Последние слова в этом письме (о том, что нет спокойствия) указывают на то, что кроме физической болезни были еще и нравственные причины недомогания. Дневники и Толстого и его жены с несомненностью указывают на то, что такие нравственные причины действительно существовали.

В дневнике 26 мая 1884 года Толстой после упоминания об «отсутствии любимой и любящей жены» записал: «Началось с той поры, четырнадцать лет, как лопнула струна, и я сознал свое одиночество»62.

«...Что-то пробежало между нами, какая-то тень, которая разъединила нас... С прошлой зимы, когда и Левочка и я мы были оба так больны, что-то переломилось в нашей жизни. Я знаю, что во мне переломилась та твердая вера в счастье и жизнь, которая была»63.

Болезнь Софьи Андреевны, о которой она упоминает в этой записи, была связана с рождением 12 февраля 1871 года второй дочери Марии. Ко времени, близкому к этому событию, и следует отнести разлад в семейной жизни, отмеченный в дневниках и Толстого и его жены.

Мы не располагаем несомненными данными относительно причин семейного разлада, который отмечен Толстым в приведенной выше дневниковой записи. Некоторый свет на этот эпизод проливает рассказ П. И. Бирюкова В. Г. Черткову в 1912 году, записанный мною дословно. П. И. Бирюков в то время гостил у В. Г. Черткова в Телятинках, и Чертков задал ему вопрос, не знает ли он что-либо о семейном разладе, записанном Толстым в дневнике 1884 года и относящемся приблизительно к 1870 году.

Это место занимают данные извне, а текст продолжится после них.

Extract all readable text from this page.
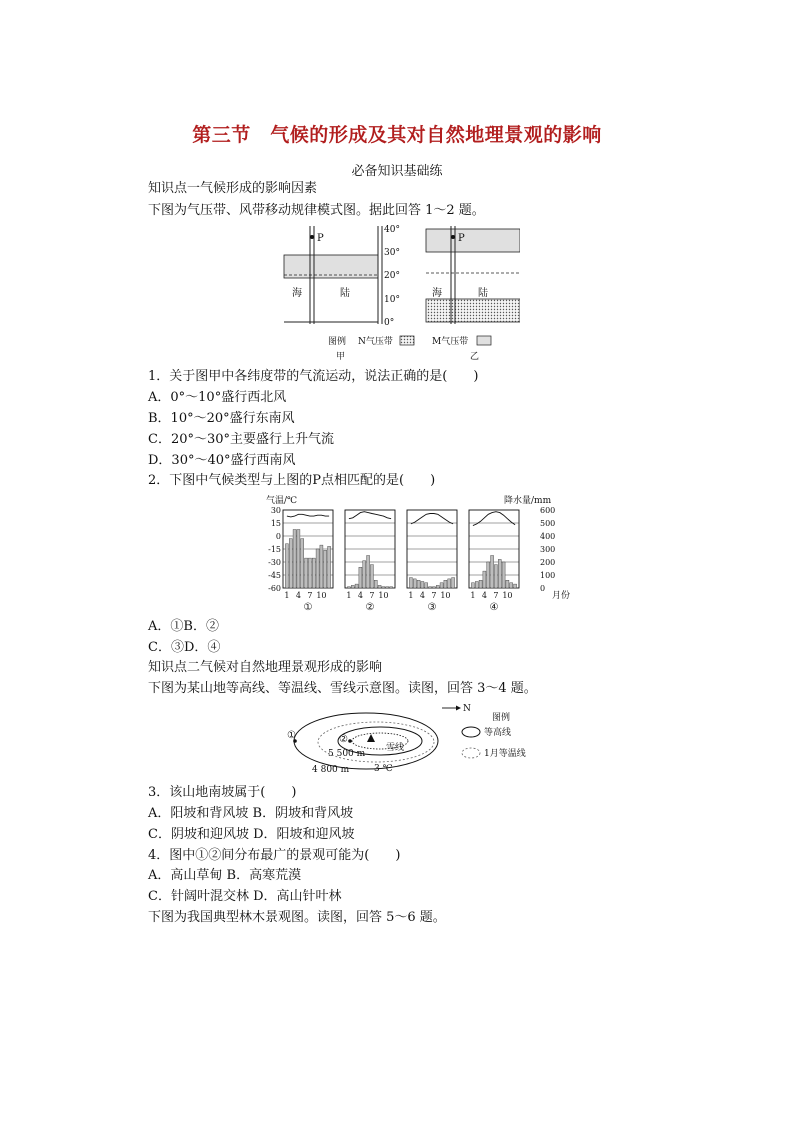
第三节　气候的形成及其对自然地理景观的影响
必备知识基础练
知识点一气候形成的影响因素
下图为气压带、风带移动规律模式图。据此回答 1～2 题。
P
海	陆
40°
30°
20°
10°
0°
P
海	陆
图例 N气压带	M气压带
甲	乙
1．关于图甲中各纬度带的气流运动，说法正确的是(　　)
A．0°～10°盛行西北风
B．10°～20°盛行东南风
C．20°～30°主要盛行上升气流
D．30°～40°盛行西南风
2．下图中气候类型与上图的P点相匹配的是(　　)
气温/℃	降水量/mm
30
15
0
-15
-30
-45
-60
600
500
400
300
200
100
0
1 4 7 10
①
1 4 7 10
②
1 4 7 10
③
1 4 7 10
④
月份
A．①B．②
C．③D．④
知识点二气候对自然地理景观形成的影响
下图为某山地等高线、等温线、雪线示意图。读图，回答 3～4 题。
N
①	②
雪线
5 500 m
4 800 m	3 ℃
图例
等高线
1月等温线
3．该山地南坡属于(　　)
A．阳坡和背风坡 B．阴坡和背风坡
C．阴坡和迎风坡 D．阳坡和迎风坡
4．图中①②间分布最广的景观可能为(　　)
A．高山草甸 B．高寒荒漠
C．针阔叶混交林 D．高山针叶林
下图为我国典型林木景观图。读图，回答 5～6 题。
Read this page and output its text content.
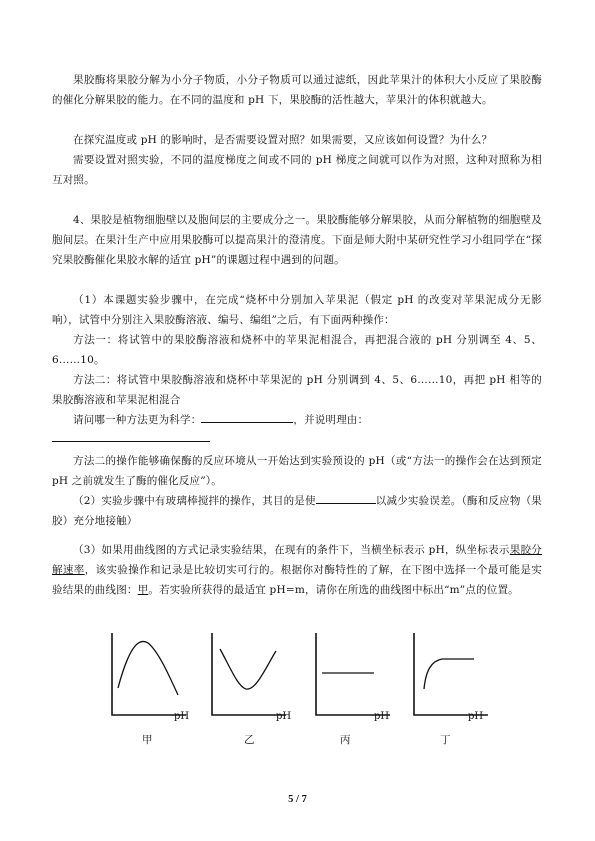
果胶酶将果胶分解为小分子物质，小分子物质可以通过滤纸，因此苹果汁的体积大小反应了果胶酶的催化分解果胶的能力。在不同的温度和 pH 下，果胶酶的活性越大，苹果汁的体积就越大。

在探究温度或 pH 的影响时，是否需要设置对照？如果需要，又应该如何设置？为什么？

需要设置对照实验，不同的温度梯度之间或不同的 pH 梯度之间就可以作为对照，这种对照称为相互对照。

4、果胶是植物细胞壁以及胞间层的主要成分之一。果胶酶能够分解果胶，从而分解植物的细胞壁及胞间层。在果汁生产中应用果胶酶可以提高果汁的澄清度。下面是师大附中某研究性学习小组同学在“探究果胶酶催化果胶水解的适宜 pH”的课题过程中遇到的问题。

（1）本课题实验步骤中，在完成“烧杯中分别加入苹果泥（假定 pH 的改变对苹果泥成分无影响），试管中分别注入果胶酶溶液、编号、编组”之后，有下面两种操作：

方法一：将试管中的果胶酶溶液和烧杯中的苹果泥相混合，再把混合液的 pH 分别调至 4、5、6……10。

方法二：将试管中果胶酶溶液和烧杯中苹果泥的 pH 分别调到 4、5、6……10，再把 pH 相等的果胶酶溶液和苹果泥相混合

请问哪一种方法更为科学：	，并说明理由：

方法二的操作能够确保酶的反应环境从一开始达到实验预设的 pH（或“方法一的操作会在达到预定 pH 之前就发生了酶的催化反应”）。

（2）实验步骤中有玻璃棒搅拌的操作，其目的是使	以减少实验误差。（酶和反应物（果胶）充分地接触）

（3）如果用曲线图的方式记录实验结果，在现有的条件下，当横坐标表示 pH，纵坐标表示果胶分解速率，该实验操作和记录是比较切实可行的。根据你对酶特性的了解，在下图中选择一个最可能是实验结果的曲线图：甲。若实验所获得的最适宜 pH=m，请你在所选的曲线图中标出“m”点的位置。

pH	pH	pH	pH
甲	乙	丙	丁
5 / 7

П. И. Бирюков рассказал:

«Приблизительно в 1906 году я для своей биографической работы расспрашивал Льва Николаевича, в Ясной Поляне, за круглым столом, о некоторых событиях его жизни. Мы остались одни в зале. Я между прочим спросил его, с какой целью он в первый раз посетил Оптину Пустынь. Лев Николаевич ответил мне приблизительно следующее: „Мне хотелось побеседовать с тогдашним старцем Амвросием, о нравственных качествах которого я был высокого мнения. У меня на душе лежало большое сомнение, поводом которого было расстройство семейных отношений. Жена после тяжелой болезни, под влиянием советов докторов, отказалась иметь детей. Это обстоятельство так тяжело на меня подействовало, так перевернуло все мое понятие о семейной жизни, что я долго не мог решить, в каком виде она должна была продолжаться. Я ставил себе даже вопрос о разводе. И вот, за разрешением этого-то сомнения я и решился обратиться к старцу Амвросию. Но, как и во всех моих сношениях с Оптиной Пустынью, и тут меня постигло полное разочарование. Старец как-то мало обратил внимания на важность моего вопроса, принял его, как обычную исповедь, и сказал несколько самых обыкновенных слов утешения о смирении, которые нисколько мне не помогли в разрешении мучившего меня вопроса. Семейные же наши отношения потом сами собой наладились“.

Лев Николаевич рассказывал это шепотом, чтобы не услыхали».

По-видимому, в этом воспоминании Лев Николаевич соединил в одно несколько эпизодов своей жизни, происходивших в разное время. Первое посещение им Оптиной Пустыни произошло 22 июля 1877 года. Нет никаких данных ни о расстройстве его семейной жизни в то время, ни о разговоре его с Амвросием о своих семейных делах, ни о его неудовлетворенности Амвросием после первой с ним встречи. Самая его поездка в ту пору в Оптину Пустынь, если принять во внимание его тогдашнее религиозное, близкое к церковной вере настроение, не представляет ничего непонятного.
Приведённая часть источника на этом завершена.